Medicare Extends Reciprocal and Fee-for-Time Arrangements to PTs

12 Jun 2017

CMS announced in a recent transmittal its implementation of a provision in the 21st Century Cures Act which will allow outpatient physical therapy services furnished by PTs in health professional shortage areas (HPSA), medically underserved areas (MUA), or in rural areas to be billed under reciprocal billing and fee-for-time compensation arrangements in the same manner as physicians, effective no later than June 13, 2017.    Reciprocal billing arrangements are those in which providers reciprocally see the patients of the other provider when the therapist is out of the office.  Fee-for-time arrangements (formerly known as locum tenens arrangements) are those in which a provider has another provider, e.g. a contract or PRN provider, treat his/her patients during a temporary absence.  The provision will allow PTs to submit claims under their NPI number for covered visit services provided by a substitute, licensed physical therapist during temporary absences for illness, pregnancy, vacation, or continued education.

The transmittal released by CMS includes requirements for both reciprocal and fee-for-time arrangements.  For the purposes of today’s post, we will focus primarily on CMS’s instructions pertaining to fee-for-time arrangements.  Per the transmittal, the general requirements which are applicable to all fee-for-time compensation arrangements state that a patient’s regular physical therapist may submit the claim, and (if assignment is accepted) receive the Part B payment, for covered visit services of a substitute physician or physical therapist, if:

  • The regular physical therapist is unavailable to provide the services;
  • The Medicare beneficiary has arranged or seeks to receive the services from the regular physical therapist;
  • The regular physical therapist pays the substitute for his/her services on a per diem or similar fee-for-time basis;
  • The substitute physical therapist does not provide the services to Medicare patients over a continuous period of longer than 60 days subject to the following exception: A physical therapist called to active duty in the Armed Forces may bill for services furnished under a fee-for-time compensation arrangement for longer than the 60-day limit; and
  • The regular physical therapist indicates that the services were provided by a substitute physical therapist under a fee-for-time compensation arrangement meeting the requirements of this section by entering a Q6 modifier after the procedure code.

In order for a medical group or physical therapy group to submit claims in the name of the regular physical therapist for the services of a substitute physical therapist, the substitute physical therapist may not have reassigned his or her right to Medicare payment to the group through a CMS-855R reassignment enrollment form approved by the A/B MACs Part B and the following requirements must be met:

  • The regular physical therapist is unavailable to provide the services;
  • The Medicare patient has arranged or seeks to receive the services from the regular physical therapist; and
  • The substitute physician physical therapist does not provide the services to Medicare patients over a continuous period of longer than 60 days subject to the following exception: A physical therapist called to active duty in the Armed Forces may bill for services furnished under a fee-for-time compensation arrangement for longer than the 60-day limit.

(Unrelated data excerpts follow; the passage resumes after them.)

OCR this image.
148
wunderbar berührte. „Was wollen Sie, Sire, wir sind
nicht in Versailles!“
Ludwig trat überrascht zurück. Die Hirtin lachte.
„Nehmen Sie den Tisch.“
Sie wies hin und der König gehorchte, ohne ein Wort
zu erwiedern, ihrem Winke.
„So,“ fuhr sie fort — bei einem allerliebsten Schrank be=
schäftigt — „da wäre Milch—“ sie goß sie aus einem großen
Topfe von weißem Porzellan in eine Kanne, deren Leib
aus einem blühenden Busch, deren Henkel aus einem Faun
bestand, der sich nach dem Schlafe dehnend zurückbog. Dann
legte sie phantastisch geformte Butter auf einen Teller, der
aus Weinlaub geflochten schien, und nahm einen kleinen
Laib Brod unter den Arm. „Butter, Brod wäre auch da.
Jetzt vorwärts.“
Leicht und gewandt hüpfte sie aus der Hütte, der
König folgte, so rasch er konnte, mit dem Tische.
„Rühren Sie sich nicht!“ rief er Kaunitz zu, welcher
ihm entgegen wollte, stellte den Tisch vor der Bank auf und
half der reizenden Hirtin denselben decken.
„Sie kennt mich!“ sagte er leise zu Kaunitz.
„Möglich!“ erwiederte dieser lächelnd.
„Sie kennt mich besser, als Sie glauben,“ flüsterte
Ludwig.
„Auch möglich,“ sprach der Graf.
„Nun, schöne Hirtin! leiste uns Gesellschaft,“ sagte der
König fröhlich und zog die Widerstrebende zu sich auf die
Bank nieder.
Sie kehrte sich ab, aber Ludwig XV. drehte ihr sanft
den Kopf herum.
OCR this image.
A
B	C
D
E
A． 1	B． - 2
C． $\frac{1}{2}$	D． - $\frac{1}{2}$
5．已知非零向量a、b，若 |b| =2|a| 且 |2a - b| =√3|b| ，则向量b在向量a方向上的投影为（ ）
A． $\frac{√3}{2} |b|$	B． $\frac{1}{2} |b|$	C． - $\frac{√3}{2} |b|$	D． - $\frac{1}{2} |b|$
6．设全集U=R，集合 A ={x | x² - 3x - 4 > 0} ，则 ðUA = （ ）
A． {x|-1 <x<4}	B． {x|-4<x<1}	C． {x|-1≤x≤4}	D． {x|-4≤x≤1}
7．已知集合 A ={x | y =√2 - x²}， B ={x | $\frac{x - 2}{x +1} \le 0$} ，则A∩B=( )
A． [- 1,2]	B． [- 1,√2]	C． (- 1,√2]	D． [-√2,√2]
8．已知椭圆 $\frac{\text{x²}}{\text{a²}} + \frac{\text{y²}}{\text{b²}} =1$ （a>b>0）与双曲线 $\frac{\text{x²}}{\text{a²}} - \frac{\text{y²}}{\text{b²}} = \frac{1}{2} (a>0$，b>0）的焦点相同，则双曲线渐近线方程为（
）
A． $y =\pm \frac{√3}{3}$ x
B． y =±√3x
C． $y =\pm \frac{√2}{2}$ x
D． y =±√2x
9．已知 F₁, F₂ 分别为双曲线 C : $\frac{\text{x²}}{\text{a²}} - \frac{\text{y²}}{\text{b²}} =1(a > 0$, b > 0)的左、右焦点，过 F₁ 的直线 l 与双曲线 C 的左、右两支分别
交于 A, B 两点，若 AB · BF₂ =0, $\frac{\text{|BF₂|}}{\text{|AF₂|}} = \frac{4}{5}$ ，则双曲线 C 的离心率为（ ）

For purposes of these requirements, per diem or similar fee-for-time compensation which the group pays the substitute is considered paid by the regular physical therapist. Also, a physical therapist who has left the group and for whom the group has engaged a substitute as a temporary replacement may bill for the temporary physical therapist for up to 60 days. The term “regular physical therapist” includes a physical therapist who has left the group and for whom the group has hired the substitute as a replacement.

Services are billed for the entity as follows:

  • The medical group or physical therapy group must enter in item 24d of Form CMS-1500 the HCPCS code modifier Q6 after the procedure code.
  • A record of each service provided by the substitute physical therapist must be kept on file along with the substitute physical therapist’s NPI. This record must be made available to the A/B MACs Part B upon request.
  • In addition, the medical group physician or group physical therapist on whose behalf the services were furnished by a substitute must be identified by his/her NPI in block 24J of the appropriate line item.

Lastly, it is important to keep in mind that this change is limited to areas of the country designated as health professional shortage areas (HPSA), medically underserved areas (MUA), or rural areas.  To determine if your clinic is in an HPSA or MUA, visit the Health Resources and Service Administration (HRSA) website.  To determine if your clinic is in a rural area, visit CMS’s Final Rule Data Files webpage and click the download link titled “County to CBSA Crosswalk File and Urban CBSAs and Constituent Counties for Acute Care Hospitals”.  Counties for which there is nothing listed in column F of that file are designated as rural.